The risk might be scary, but it might also be necessary.
You start life full of possibility and creativity. You learn to roll over, sit, and stand. At that point in your life, those are incredible breakthroughs for an infant who just months earlier was entirely dependent on life being sustained through a cord inside a mother's womb. But as you get older, it’s easy to lose the zeal and desire to explore, grow, and adapt to the world around you. Life is changing so fast.
But you don't achieve a breakthrough by playing it safe. You achieve a breakthrough by doing something new. And that means you must be ready to deal with failure, friction, and fumbling around until you find your rhythm. Everyone wants the upside, but few are willing to risk it all to achieve the breakthrough.
Predictability Clouds Possibility
In spite of the fact that the evidence is so strong around breakthroughs, why are so many leaders reluctant to do what is required to achieve it? Instead of reaching for the impossible, they seem to consistently choose the safe route—the one that seems the most obvious, familiar, and predictable.
The iPhone was introduced 11 years ago. The iPad was released only eight years ago. And the Apple Watch was added just three years ago. All three of those devices defined new technology categories, new marketplaces, and have allowed people to make money in ways that previously would have been unimaginable. Just think if Microsoft had done what Apple did a few years earlier? They could have. They had money, market share, and the attention of the world. It wasn't Microsoft who led the industry to the brink of a breakthrough. It was the scrappy, unpredictable, and volatile company led by Steve Jobs—a man with a relentless commitment to crush incremental status changes and reach for breakthrough opportunities. If Microsoft had done that, they would be in a completely different position today, and Apple, as we know it, may not even exist.

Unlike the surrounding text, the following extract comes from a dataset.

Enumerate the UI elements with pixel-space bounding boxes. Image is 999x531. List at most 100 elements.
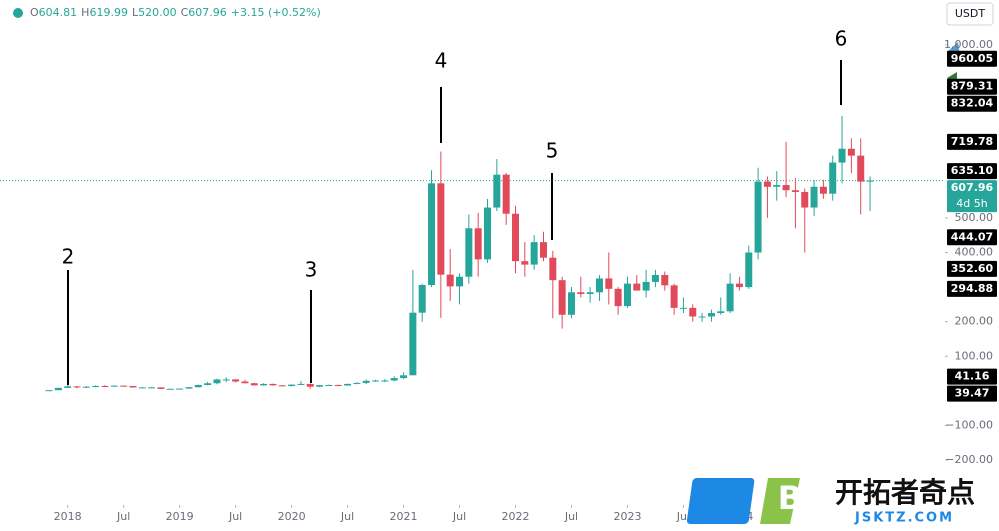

I wonder how many times you or I missed the breakthrough in the pursuit of incremental change. No one will ever be able to know for sure—at least this side of heaven. The choices you and I make every day will either result in either tinkering with the present or creating what could be.
You don’t get the breakthrough in the safety zone. And you don’t get the adventure without the risk. The possibility of failure is part of the package. If you choose breakthrough, you’ll learn what it means to activate your divine design and release your potential to change your world and the world around you.
Stop settling for incremental change. Sometimes the safest decision is to throw away what is familiar and reach for the unfamiliar. Like a professor once told me, “If you ever come to a fork in the road, take the way that scares you the most. That’s the path that will unlock your giftedness and teach you what it means to be fully alive." He was right. Incremental breakthrough doesn't exist. Go for it—all the way. I believe in you.